Jaksa Agung Muda Pengawasan (Jamwas) Rudi Margono mengatakan status pemeriksaan terhadap Febrie masih sebagai saksi. Pasalnya, penyidik masih terus mengumpulkan dan mendalami alat bukti.
“Belum. Masih sebagai saksi,” kata Rudi di Kejagung, Jakarta, Jumat (24/7/2026).
Menurut Rudi, proses penyidikan masih berlangsung sehingga penyidik belum mengambil kesimpulan mengenai status hukum pihak-pihak yang diperiksa.
Ia menjelaskan, pemeriksaan terhadap Febrie dilakukan untuk mengonfirmasi fakta-fakta serta alat bukti yang telah diperoleh penyidik dalam pengembangan perkara dugaan TPPU.
“Penyidik masih mendalami seluruh alat bukti yang ada,” ujarnya.
Rudi menegaskan, penetapan tersangka hanya dapat dilakukan apabila penyidik telah memiliki alat bukti yang cukup sesuai ketentuan hukum.
Karena itu, seluruh rangkaian penyidikan, mulai dari pemeriksaan saksi, pengumpulan barang bukti, hingga pengembangan hasil penggeledahan, masih terus dilakukan sebelum penyidik mengambil langkah lebih lanjut.
Febrie Adriansyah sendiri dijadwalkan menjalani pemeriksaan sebagai saksi dalam perkara dugaan TPPU di Gedung Utama Kejaksaan Agung, Jakarta, pada Jumat (24/7/2026).
“Nanti dilakukan di Gedung Utama Kejaksaan Agung,” ujar dia.
Rudi menjelaskan, penyidik telah menjadwalkan pemeriksaan dimulai pukul 09.00 WIB. Namun, hingga saat itu Febrie belum menghadiri pemeriksaan.
“Kalau rencana pemanggilan jam sembilan. Nanti kita tunggu beliau hadirnya jam berapa,” ujarnya.

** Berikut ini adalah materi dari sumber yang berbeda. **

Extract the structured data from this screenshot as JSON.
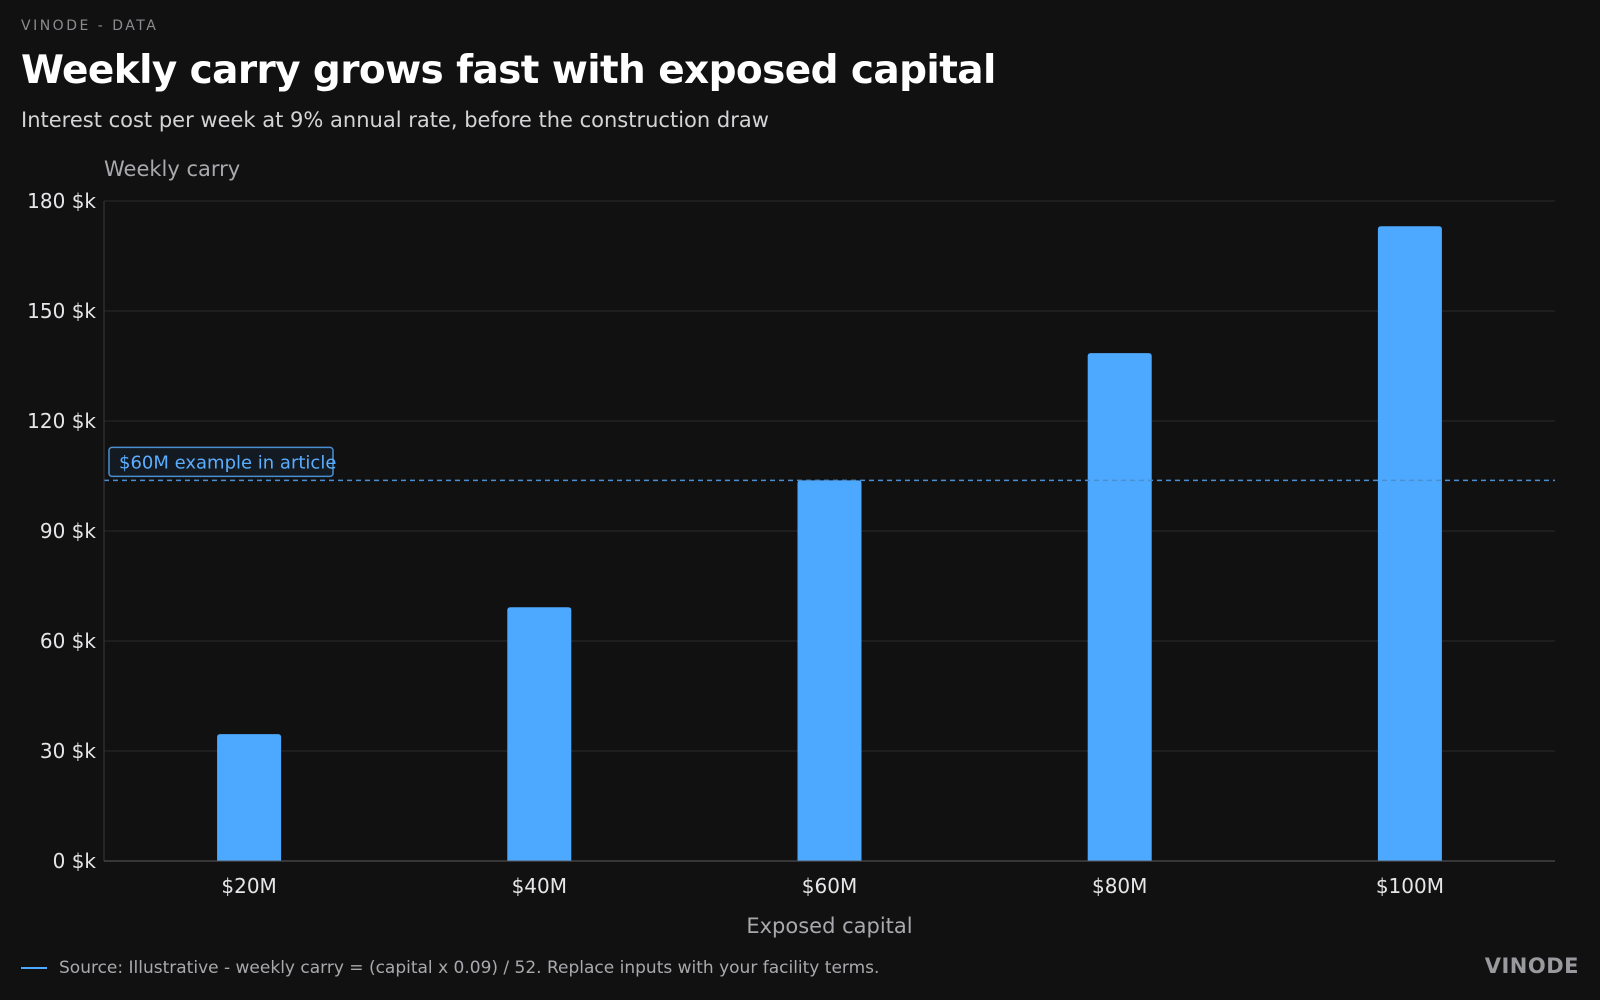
{
  "header": {
    "eyebrow": "VINODE - DATA",
    "title": "Weekly carry grows fast with exposed capital",
    "subtitle": "Interest cost per week at 9% annual rate, before the construction draw"
  },
  "chart_data": {
    "type": "bar",
    "categories": [
      "$20M",
      "$40M",
      "$60M",
      "$80M",
      "$100M"
    ],
    "values": [
      34.6,
      69.2,
      103.8,
      138.5,
      173.1
    ],
    "ylabel": "Weekly carry",
    "xlabel": "Exposed capital",
    "ylim": [
      0,
      180
    ],
    "yticks": [
      0,
      30,
      60,
      90,
      120,
      150,
      180
    ],
    "ytick_labels": [
      "0 $k",
      "30 $k",
      "60 $k",
      "90 $k",
      "120 $k",
      "150 $k",
      "180 $k"
    ],
    "grid": true,
    "bar_color": "#4da9ff",
    "reference_line": {
      "value": 103.8,
      "label": "$60M example in article",
      "style": "dashed",
      "color": "#4a8fd0"
    }
  },
  "footer": {
    "source": "Source: Illustrative - weekly carry = (capital x 0.09) / 52. Replace inputs with your facility terms.",
    "brand": "VINODE"
  },
  "colors": {
    "background": "#111112",
    "accent": "#4da9ff",
    "grid": "#2a2a2d",
    "text": "#ffffff",
    "muted": "#a9a9ad"
  }
}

Saat kembali ditanya apakah Febrie sudah tiba di Kejagung, Rudi menjawab singkat.
“Belum,” katanya.
Sebelumnya, Rudi mengungkapkan pemanggilan tersebut merupakan panggilan kedua terhadap Febrie setelah pada jadwal sebelumnya yang bersangkutan tidak memenuhi panggilan penyidik dengan alasan sakit.
Ia mengatakan penyidik masih memberikan kesempatan kepada Febrie untuk memenuhi panggilan secara patut. Namun, apabila kembali mangkir tanpa alasan yang sah, penyidik akan mempertimbangkan langkah hukum sesuai ketentuan yang berlaku.